Anyway, how I review AI code:

Use my tool to go around the codebase and mark what I read and what I think it’s important or not
Check red/green TDD tests
Ask to generate manual tests
Ask to generate test representations (e.g. ask to generate an md file showing a duration in a calendar based off of tests)

Some people started taking a day per week to manually write a feature, or replicate one implemented by AI. This also seems like a nice thing but I haven’t tried it yet.

The moats need to be redefined

By moats I mean stuff that makes someone choosing an app instead of another.

I believe I can now prototype something in a week or less that could take me many months. On top of that anybody can make a professionally looking landing page / video / etc.

This means it’s easy to oversell prototypes, and at the same time people are losing their trust (even more) on new software.

Open source projects in particular are in a gray area. If I use an open source license, how legal is it to ask an LLM to rework it in a different architecture/language and release it with another license? Some people started making their tests proprietary to reduce the ease of copying a project.
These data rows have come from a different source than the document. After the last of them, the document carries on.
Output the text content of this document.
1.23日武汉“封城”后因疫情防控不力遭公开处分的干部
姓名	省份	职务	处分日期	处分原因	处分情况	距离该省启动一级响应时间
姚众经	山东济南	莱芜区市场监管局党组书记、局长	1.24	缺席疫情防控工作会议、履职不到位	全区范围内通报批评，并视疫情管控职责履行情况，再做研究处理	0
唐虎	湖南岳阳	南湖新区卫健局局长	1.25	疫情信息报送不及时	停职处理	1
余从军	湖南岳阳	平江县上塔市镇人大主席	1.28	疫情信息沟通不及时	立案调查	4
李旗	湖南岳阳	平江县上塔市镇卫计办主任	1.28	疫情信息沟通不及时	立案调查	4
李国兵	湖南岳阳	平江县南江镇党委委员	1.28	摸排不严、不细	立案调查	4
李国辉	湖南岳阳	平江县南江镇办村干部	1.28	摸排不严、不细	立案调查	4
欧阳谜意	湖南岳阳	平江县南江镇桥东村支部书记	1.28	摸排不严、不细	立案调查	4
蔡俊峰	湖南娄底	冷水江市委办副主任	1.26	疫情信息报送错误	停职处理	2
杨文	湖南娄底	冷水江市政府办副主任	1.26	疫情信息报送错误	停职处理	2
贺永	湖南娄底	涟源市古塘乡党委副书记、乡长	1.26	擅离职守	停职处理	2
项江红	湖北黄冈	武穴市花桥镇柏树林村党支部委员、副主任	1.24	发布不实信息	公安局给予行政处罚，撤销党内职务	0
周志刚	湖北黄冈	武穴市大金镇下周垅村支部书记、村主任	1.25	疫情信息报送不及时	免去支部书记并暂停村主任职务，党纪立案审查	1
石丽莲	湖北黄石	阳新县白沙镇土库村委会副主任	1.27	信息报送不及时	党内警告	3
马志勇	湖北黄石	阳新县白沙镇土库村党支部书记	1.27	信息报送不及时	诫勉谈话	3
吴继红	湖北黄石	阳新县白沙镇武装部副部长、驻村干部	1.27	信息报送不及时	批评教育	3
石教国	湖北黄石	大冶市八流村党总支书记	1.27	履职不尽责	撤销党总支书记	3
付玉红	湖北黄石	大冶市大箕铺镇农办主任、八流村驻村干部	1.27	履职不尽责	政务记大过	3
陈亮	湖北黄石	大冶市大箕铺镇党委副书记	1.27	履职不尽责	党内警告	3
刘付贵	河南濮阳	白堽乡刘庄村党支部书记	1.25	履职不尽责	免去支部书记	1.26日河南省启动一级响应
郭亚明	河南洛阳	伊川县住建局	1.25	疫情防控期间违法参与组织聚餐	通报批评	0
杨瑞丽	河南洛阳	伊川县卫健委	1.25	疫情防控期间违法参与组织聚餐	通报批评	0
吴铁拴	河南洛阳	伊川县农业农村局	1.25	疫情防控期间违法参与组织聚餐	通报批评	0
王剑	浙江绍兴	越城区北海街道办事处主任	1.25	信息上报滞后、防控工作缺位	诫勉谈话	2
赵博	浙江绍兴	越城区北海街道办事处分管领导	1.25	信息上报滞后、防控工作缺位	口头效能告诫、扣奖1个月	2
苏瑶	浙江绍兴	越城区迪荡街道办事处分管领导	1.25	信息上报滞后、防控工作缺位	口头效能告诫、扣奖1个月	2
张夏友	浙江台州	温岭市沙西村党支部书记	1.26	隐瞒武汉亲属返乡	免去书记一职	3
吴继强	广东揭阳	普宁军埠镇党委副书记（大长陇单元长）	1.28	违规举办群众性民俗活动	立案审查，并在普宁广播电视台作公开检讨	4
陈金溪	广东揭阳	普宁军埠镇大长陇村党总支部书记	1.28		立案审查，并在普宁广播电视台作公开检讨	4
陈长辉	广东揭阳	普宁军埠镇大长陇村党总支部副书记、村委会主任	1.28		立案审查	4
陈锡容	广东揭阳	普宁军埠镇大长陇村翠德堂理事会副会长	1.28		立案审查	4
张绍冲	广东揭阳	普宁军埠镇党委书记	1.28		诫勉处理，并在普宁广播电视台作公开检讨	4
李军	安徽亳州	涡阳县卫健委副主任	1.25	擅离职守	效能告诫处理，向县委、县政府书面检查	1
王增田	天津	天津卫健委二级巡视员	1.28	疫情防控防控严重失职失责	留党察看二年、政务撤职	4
What looks like the new moats for apps:

Code familiarity. Something breaks? You can fix it. And changes are doable
Tests. Your app is stable
Infrastructure/Security. This is too cryptic for new “vibe” developers
UX. Although AI can create nice UX, people lack the experience and they just mix all the colors until it’s all brown
Easy validation and comparison. With AI integrated into apps, creating and editing might be replaced by AI. So the creation and editing process can’t be opaque, users need to be able to validate what changed.

So basically:

Initial software creation lost value
Stability / Quality are more important
Checking AI changes more important

Management will be lost

It’s hard for a manager to understand the subtleties of AI. They prompt an AI, make an impressive prototype and off they go firing all the junior devs. Fast forward 5 years and senior devs will dry out.

Go strong on checks

It’s extremely easy to become lazy, so the more checks in place the safer we are.

Tests: I love all types of tests! Unit, manual, e2e tests, fuzzy, you name it! Code coverage on the other hand I believe it might create bad incentives.
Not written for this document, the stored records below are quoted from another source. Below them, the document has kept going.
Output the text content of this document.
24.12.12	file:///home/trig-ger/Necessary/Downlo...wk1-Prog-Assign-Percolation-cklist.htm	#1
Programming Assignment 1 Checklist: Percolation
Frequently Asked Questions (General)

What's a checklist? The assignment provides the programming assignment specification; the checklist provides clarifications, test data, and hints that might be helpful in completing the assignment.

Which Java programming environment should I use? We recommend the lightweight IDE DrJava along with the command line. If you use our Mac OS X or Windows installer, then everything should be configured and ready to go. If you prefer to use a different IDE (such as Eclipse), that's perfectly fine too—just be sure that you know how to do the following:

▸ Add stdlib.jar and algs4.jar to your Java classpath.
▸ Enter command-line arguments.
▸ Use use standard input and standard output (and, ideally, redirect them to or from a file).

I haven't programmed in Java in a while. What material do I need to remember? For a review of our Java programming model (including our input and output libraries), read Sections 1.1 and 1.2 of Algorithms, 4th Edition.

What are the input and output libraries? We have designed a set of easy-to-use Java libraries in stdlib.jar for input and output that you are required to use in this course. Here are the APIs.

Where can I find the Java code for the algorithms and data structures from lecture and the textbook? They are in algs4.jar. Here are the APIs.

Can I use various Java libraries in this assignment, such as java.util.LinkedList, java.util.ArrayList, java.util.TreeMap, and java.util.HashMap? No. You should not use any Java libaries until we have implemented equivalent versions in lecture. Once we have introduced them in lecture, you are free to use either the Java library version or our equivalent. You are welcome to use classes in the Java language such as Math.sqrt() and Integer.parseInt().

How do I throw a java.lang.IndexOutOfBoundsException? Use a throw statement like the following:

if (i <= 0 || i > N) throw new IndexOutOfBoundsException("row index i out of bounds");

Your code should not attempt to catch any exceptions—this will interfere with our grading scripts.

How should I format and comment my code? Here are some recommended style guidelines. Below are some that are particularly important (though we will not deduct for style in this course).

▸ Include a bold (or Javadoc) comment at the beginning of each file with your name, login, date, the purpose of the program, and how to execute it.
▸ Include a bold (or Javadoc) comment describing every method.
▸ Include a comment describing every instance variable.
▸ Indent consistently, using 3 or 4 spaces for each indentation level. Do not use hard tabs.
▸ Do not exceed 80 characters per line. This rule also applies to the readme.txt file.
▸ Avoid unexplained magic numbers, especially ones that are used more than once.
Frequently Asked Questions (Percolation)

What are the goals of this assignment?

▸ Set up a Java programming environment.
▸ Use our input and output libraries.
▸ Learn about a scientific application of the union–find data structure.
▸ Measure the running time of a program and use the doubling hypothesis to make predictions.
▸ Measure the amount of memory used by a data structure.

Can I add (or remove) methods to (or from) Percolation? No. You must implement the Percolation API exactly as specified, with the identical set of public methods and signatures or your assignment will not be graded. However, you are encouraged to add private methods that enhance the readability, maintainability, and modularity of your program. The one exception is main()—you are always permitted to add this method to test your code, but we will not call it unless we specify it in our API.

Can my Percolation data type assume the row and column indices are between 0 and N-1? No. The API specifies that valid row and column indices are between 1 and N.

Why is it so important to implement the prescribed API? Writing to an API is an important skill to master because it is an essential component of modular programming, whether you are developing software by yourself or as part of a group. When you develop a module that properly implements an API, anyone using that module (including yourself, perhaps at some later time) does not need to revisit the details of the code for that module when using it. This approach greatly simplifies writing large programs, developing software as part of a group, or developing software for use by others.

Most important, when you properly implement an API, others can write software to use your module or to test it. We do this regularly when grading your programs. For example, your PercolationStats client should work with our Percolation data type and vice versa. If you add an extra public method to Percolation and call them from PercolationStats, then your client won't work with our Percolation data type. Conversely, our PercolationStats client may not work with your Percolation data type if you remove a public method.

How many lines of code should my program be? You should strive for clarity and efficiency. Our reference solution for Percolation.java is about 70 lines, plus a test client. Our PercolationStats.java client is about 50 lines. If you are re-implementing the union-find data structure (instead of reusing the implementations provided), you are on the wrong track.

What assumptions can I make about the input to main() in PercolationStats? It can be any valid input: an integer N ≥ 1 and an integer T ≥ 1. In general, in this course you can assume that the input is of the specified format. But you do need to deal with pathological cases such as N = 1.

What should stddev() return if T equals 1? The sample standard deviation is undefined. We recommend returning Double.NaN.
e.g. 2 files, one with 80 lines of code, the other with 20. The 80 line file is 100% covered, and the other 0%. So we have 80% code coverage. Now I reduced code duplication and the file went from 80 to 40 lines. I just reduced code coverage to 40% with an improvement.

Static typing: LLMs can easily check if the types work, it’s like having a million little tests for free.
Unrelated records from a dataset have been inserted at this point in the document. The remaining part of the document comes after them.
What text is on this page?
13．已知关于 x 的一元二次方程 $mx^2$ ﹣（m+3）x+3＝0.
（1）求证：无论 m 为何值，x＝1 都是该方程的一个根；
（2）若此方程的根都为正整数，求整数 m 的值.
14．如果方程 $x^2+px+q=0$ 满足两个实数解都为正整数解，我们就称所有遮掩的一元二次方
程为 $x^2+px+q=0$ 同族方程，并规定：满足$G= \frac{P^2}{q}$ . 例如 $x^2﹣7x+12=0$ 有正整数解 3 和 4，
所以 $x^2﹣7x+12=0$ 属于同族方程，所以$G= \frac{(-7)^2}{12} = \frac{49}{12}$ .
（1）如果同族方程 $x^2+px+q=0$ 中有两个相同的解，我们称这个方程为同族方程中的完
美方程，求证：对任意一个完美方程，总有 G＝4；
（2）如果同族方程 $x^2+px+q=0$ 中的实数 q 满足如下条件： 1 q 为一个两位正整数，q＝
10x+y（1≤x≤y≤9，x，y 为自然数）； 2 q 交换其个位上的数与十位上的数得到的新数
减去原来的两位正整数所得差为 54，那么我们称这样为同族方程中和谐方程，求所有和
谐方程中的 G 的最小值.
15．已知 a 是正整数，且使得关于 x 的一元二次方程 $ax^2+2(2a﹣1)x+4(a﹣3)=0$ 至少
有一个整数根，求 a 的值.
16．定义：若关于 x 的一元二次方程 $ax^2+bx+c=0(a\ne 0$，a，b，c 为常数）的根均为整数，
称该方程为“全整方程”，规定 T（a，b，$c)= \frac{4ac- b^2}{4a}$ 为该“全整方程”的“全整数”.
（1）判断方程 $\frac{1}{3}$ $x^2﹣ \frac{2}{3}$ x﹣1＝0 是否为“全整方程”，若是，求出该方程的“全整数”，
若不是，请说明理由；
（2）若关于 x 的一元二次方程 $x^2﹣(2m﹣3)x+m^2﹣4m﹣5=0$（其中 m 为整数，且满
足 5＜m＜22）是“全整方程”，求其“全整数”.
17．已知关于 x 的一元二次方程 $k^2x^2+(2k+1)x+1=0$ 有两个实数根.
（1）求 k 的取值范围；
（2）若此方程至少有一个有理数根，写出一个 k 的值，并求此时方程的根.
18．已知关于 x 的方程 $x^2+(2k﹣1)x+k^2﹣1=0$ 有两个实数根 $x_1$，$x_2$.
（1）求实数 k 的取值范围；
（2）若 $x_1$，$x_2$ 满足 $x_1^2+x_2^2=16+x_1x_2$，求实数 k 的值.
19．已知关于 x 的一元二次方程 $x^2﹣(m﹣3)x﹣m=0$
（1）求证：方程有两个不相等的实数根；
Static analysis: Stuff like sonarqube

And of course, BIG code reviews.

Some tech will win

Maybe this will change, but I have the feeling some technologies like React and Golang are going to have an advantage. Why?

Technology with more available code, easier for LLMs to find examples. Like TypeScript/React
If a language is less descriptive, or had less idioms, the more likely the examples are more consistent and easier to follow. Like Golang
The advantage of dynamic languages seem less important if the typed code is still readable

This is mega speculative though. And I know I know, I put a lot of lists which annoys me it now looks like AI generated… At least I didn’t like em dashes…

Code is still the spec

Some people reason “how can I transform 100 characters input into 1000 characters output? I need to define the code!”

And… sort of. A dictionary transforms a word like “castle” into a paragraph. And I think AI can reliably generate some stuff by approximation. But not others, and those others you need to validate the code.

Examples:

UX approximations work quite well. But sometimes you need to intervene. And good luck trying to write a high level spec to fix it…
Custom algorithms break all over the place. Tests help but they are guardrails. And if you played a car game and do the turns by riding the guardrails, you know how effective that is.

Conclusion

Hard to know what’s going to happen, and I’ve missed the huge signs for several months. Writing lost a lot of value and people are just confused, excited, scared. I’m very excited, maybe too much. But it’s nice to still be this interesting even after starting messing with computers in another century.